Gail Vanstone, Associate Professor, Department of Humanities (Culture & Expression Program) at York University, Toronto, Canada is the author of D is For Daring, a feminist cultural history of Studio D of the National Film Board (1974-1996) and a four-minute digital documentary Remembering Miriam (1994). Specializing in Canadian cultural production, Vanstone is currently compiling a digital archive of filmmakers, producers, technicians and other key players associated with Studio D.
Session Title: A Stitch in Time: Interactivity and Ethical Activism
Our proposal takes place at the nexus of feminist activism, participation and ethics. Developing a project executed in augmented reality conceived of as an art gallery installation, we reanimate the voices of second wave feminists bringing them into a creative contemporary collaborative conversation. Underlying the project is a desire to bridge the historical/ideological period known as second-wave feminism, joining it to ideas/issues concerning women today. Our method reinvigorates feminist documentary practices embedded in super-8 film and video production through interactive documentary. As a meditation on the creative tension between politics and history and an invitation to engage in epistemological self-examination, our project must address pressing questions rooted in the above-name triad of considerations.
The piece itself is grounded in the act of quilting. Fracturing images from second-wave feminist documentary film, we capture women’s ideas, making them available for reflection and reconfiguration by audiences today. Employing augmented reality, we invite participants not merely to consume the documentary visually but to engage bodily in creating a new documentary fabric, reconstructing fragments from the past with ideas of their own, thus crafting an augmented reality ‘quilt’. This gesture towards the collective practices of women’s creativity and collectivity effectively transforms the role and position of the ‘onlooker’, inviting an ideological and ontological shift from object to subject.

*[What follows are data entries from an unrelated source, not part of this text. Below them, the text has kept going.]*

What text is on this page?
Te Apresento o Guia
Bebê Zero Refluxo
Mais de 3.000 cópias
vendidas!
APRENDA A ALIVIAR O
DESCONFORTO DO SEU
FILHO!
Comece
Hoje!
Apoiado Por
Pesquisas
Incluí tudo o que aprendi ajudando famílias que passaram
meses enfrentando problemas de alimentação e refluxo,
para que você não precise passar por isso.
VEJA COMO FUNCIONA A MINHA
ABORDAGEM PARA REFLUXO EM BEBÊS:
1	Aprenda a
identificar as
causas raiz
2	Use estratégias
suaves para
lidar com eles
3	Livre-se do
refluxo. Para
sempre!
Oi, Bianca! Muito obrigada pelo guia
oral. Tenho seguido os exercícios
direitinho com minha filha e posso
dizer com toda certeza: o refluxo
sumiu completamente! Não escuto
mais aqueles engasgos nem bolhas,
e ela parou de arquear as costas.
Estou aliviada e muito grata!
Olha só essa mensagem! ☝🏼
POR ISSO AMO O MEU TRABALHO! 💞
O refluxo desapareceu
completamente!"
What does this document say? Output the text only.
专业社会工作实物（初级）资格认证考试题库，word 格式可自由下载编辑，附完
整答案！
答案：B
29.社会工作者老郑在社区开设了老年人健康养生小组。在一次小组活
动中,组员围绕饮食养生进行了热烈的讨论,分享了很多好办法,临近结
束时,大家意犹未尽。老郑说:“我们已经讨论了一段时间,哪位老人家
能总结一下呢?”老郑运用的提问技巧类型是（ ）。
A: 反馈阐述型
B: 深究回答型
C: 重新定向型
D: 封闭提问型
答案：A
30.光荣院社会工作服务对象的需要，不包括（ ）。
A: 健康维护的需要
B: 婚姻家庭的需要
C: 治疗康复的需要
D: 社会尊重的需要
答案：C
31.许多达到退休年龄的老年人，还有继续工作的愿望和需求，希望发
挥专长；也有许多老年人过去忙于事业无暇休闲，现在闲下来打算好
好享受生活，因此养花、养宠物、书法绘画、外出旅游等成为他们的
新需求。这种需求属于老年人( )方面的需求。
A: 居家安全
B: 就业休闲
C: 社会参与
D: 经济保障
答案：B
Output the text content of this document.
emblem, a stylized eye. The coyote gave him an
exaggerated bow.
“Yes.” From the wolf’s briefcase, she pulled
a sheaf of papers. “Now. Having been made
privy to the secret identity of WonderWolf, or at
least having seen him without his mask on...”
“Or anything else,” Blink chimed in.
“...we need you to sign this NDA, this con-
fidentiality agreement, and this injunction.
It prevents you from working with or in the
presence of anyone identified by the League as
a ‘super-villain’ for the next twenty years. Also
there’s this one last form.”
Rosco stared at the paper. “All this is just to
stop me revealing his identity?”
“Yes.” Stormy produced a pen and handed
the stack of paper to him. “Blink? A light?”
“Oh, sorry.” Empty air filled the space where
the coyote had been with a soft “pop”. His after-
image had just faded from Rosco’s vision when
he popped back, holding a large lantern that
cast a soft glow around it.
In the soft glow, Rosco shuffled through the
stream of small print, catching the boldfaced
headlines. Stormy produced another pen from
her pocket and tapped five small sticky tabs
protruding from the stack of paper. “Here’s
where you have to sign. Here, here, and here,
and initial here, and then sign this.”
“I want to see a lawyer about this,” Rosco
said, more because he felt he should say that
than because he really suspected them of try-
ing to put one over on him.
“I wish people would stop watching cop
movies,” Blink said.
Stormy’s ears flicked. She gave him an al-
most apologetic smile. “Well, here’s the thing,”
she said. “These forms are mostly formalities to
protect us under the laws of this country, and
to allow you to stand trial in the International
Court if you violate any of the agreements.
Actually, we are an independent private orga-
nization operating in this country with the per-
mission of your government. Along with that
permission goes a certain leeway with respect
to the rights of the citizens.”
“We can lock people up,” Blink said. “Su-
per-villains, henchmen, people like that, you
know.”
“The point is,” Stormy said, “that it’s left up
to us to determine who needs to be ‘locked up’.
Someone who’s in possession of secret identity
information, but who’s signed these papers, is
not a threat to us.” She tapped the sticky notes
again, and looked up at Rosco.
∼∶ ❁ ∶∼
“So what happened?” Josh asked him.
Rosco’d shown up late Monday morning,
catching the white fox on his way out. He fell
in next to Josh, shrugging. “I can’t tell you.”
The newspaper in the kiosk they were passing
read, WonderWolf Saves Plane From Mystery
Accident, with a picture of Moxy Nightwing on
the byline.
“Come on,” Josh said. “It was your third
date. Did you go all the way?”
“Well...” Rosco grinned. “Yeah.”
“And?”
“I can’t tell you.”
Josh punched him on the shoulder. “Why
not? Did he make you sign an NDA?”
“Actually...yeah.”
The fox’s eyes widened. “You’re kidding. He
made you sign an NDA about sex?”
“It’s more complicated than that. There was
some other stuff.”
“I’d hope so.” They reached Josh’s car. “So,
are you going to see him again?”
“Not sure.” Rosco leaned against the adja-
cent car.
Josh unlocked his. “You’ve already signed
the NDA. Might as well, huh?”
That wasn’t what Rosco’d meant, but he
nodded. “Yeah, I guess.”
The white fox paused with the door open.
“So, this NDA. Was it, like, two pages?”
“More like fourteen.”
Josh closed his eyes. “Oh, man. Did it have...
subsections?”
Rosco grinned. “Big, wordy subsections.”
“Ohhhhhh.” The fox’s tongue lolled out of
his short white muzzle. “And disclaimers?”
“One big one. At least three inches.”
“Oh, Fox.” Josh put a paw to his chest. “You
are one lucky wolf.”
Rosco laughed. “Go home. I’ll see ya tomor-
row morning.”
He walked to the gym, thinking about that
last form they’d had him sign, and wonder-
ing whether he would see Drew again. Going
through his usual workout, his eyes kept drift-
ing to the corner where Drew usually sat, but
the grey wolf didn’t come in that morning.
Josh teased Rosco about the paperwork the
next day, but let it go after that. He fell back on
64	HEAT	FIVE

The project demands that we think through ethical implications of our invitation to engagement with (our) feminist agenda. We ask: What ethical considerations are bound up in the dynamic act of participation/interaction, taking place both within and around our i-doc project? What are the ethical considerations in inviting and using participant responses as a component of activism? How might we mobilize a strategy that avoids the pitfalls of essentialism, a critique that continues to dog second-wave feminism?